Waldstatt: Klettersteig an der Urnäsch


Publiziert von konschtanz , 22. Mai 2024 um 21:50.

Region: Welt » Schweiz » Appenzell
Tour Datum:19 Mai 2024
Wegpunkte:
Geo-Tags: CH-AR 
Zufahrt zum Ausgangspunkt:10:10 Uhr Start mit dem Velo in Kreuzlingen Bärenplatz, über Lengwil, Illighausen, Klarsreuti, Mattwil, Leimbach, Sulgen, Kradolf, Bischofszell, Hauptwil, Ronwil, Arnegg, Gossau, Herisau, Waldstatt. Ankunft ARA Waldstatt 14:25 Uhr kein Parkplatz für Autos.

Ich stelle mein Velo bei der ARA von Waldstatt ab, ziehe die Bergschuhe an und los geht's.

Im Schluchtenwald umhüllt mich der verhaltene Gesang eines Rotkehlchens. Seine Stimme klingt bedeckt wie der Himmel: Bei der schweisstreibenden Hinfahrt bergauf waren Wolken willkommen.

Der Pfad, der von der ARA abwärts an die Urnäsch führt, wird unterhalten. Stufen sind erneuert, ein Abschnitt, den ein umstürzender Baum mit seinen Wurzeln aufgerissen hat, wird durch eine neu gezimmerte Holztreppe umgangen, und das Stahltross, das als Geländer dient, glänzt noch hell. Unten quert eine Metallbrücke den Fluss, der Auensteg.

 

Auf der anderen Seite geht es solange hoch, bis der Weg eine Linkskurve macht und das Geländerseil die Seite wechselt. Hier folge ich hangparallel einem Pfad flussaufwärts. Nach Querung einer Runse erreiche ich einen Grat. Wenn man von da einen Ausblick nach unten wagt, sieht man, dass hier Felsbänke steil aufsteigend die Böschung schneiden. Abstieg am Grat, bis man weiter kann. Im ungünstigsten Fall hinunter bis ganz ans Ufer.
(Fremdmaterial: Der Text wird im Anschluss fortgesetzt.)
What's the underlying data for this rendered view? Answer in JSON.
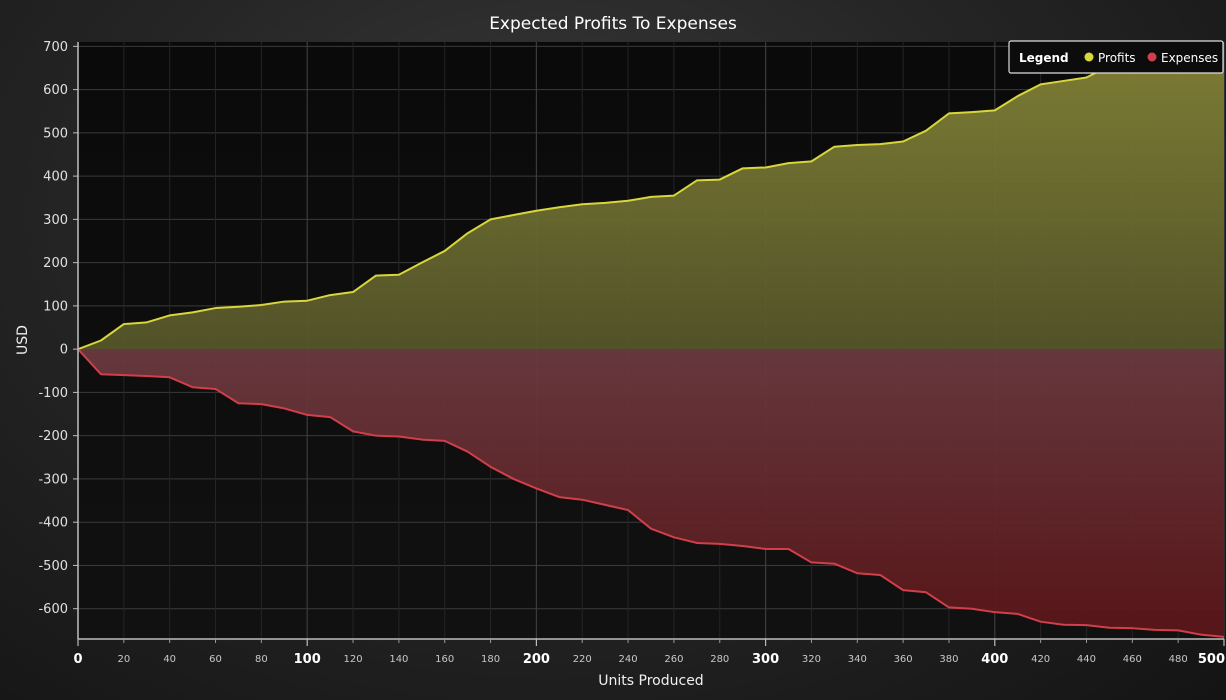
{
  "chart_data": {
    "type": "area",
    "title": "Expected Profits To Expenses",
    "xlabel": "Units Produced",
    "ylabel": "USD",
    "xlim": [
      0,
      500
    ],
    "ylim": [
      -670,
      710
    ],
    "grid": true,
    "legend": {
      "title": "Legend",
      "placement": "top-right"
    },
    "x_major_ticks": [
      "0",
      "100",
      "200",
      "300",
      "400",
      "500"
    ],
    "x_minor_ticks": [
      "20",
      "40",
      "60",
      "80",
      "120",
      "140",
      "160",
      "180",
      "220",
      "240",
      "260",
      "280",
      "320",
      "340",
      "360",
      "380",
      "420",
      "440",
      "460",
      "480"
    ],
    "y_ticks": [
      "700",
      "600",
      "500",
      "400",
      "300",
      "200",
      "100",
      "0",
      "-100",
      "-200",
      "-300",
      "-400",
      "-500",
      "-600"
    ],
    "x": [
      0,
      10,
      20,
      30,
      40,
      50,
      60,
      70,
      80,
      90,
      100,
      110,
      120,
      130,
      140,
      150,
      160,
      170,
      180,
      190,
      200,
      210,
      220,
      230,
      240,
      250,
      260,
      270,
      280,
      290,
      300,
      310,
      320,
      330,
      340,
      350,
      360,
      370,
      380,
      390,
      400,
      410,
      420,
      430,
      440,
      450,
      460,
      470,
      480,
      490,
      500
    ],
    "series": [
      {
        "name": "Profits",
        "color": "#d8d63c",
        "values": [
          0,
          20,
          58,
          62,
          78,
          85,
          95,
          98,
          102,
          110,
          112,
          125,
          132,
          170,
          172,
          200,
          227,
          268,
          300,
          310,
          320,
          328,
          335,
          338,
          343,
          352,
          355,
          390,
          392,
          418,
          420,
          430,
          434,
          468,
          472,
          474,
          480,
          505,
          545,
          548,
          552,
          585,
          612,
          620,
          628,
          655,
          670,
          685,
          700,
          715,
          730
        ]
      },
      {
        "name": "Expenses",
        "color": "#d23f4a",
        "values": [
          0,
          -58,
          -60,
          -62,
          -65,
          -88,
          -92,
          -125,
          -127,
          -137,
          -152,
          -157,
          -190,
          -200,
          -202,
          -209,
          -212,
          -237,
          -272,
          -300,
          -322,
          -342,
          -348,
          -360,
          -372,
          -415,
          -435,
          -448,
          -450,
          -455,
          -462,
          -462,
          -493,
          -496,
          -518,
          -522,
          -557,
          -562,
          -597,
          -600,
          -608,
          -612,
          -630,
          -637,
          -638,
          -644,
          -645,
          -649,
          -650,
          -660,
          -665
        ]
      }
    ]
  }
}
Wenn man dort ein kurzes Stück weiter flussaufwärts geht, sieht man links in der Böschung Seile. Da geht es hoch. Die Seile queren eine grasige Runse und führen auf einen riesigen Felsblock.

 

Mein Weg, der etwas höher durch die Böschung führt, trifft zufällig zwei Meter oberhalb des Seils auf die Runse. So kann ich das Seil und die Eisenkrampen oben am Fels nutzen. Von der Felsplattform gib es einen Abstieg mit Seil runter ins Wasser. Damit hat es folgende Bewandnis:

 

Die Urnäsch durchschneidet hier einen Felsriegel aus hartem Sandstein. Direkt vor der Enge sind von beiden Seiten haushohe Felsblöcke in den Fluss gefallen und sorgen so direkt vor der Verengung für kräftige Strömung. Diese Felsen dienen als natürlicher Sprungturm für die Einheimischen, die hier im Sommer baden.

 

Nach der Passage erweitert sich der Fluss zu einem Becken, das auch als Schwimmbecken für die weniger Waghalsigen dient. Und genau hier, auf der Rückseite der Enge, führt das Seil und Eisenkrampen auf den Felsen, den ich gerade bestiegen habe. Der Abstieg auf der Gegenseite ist durch eine solide im Fels verschraubte Alu-Leiter gesichert, von da kommt man direkt auf die Sprungfelsen. Ob die Installation ein Werk der Schwimmer, des Militärs oder von Kletterfreunden ist, weiss ich nicht.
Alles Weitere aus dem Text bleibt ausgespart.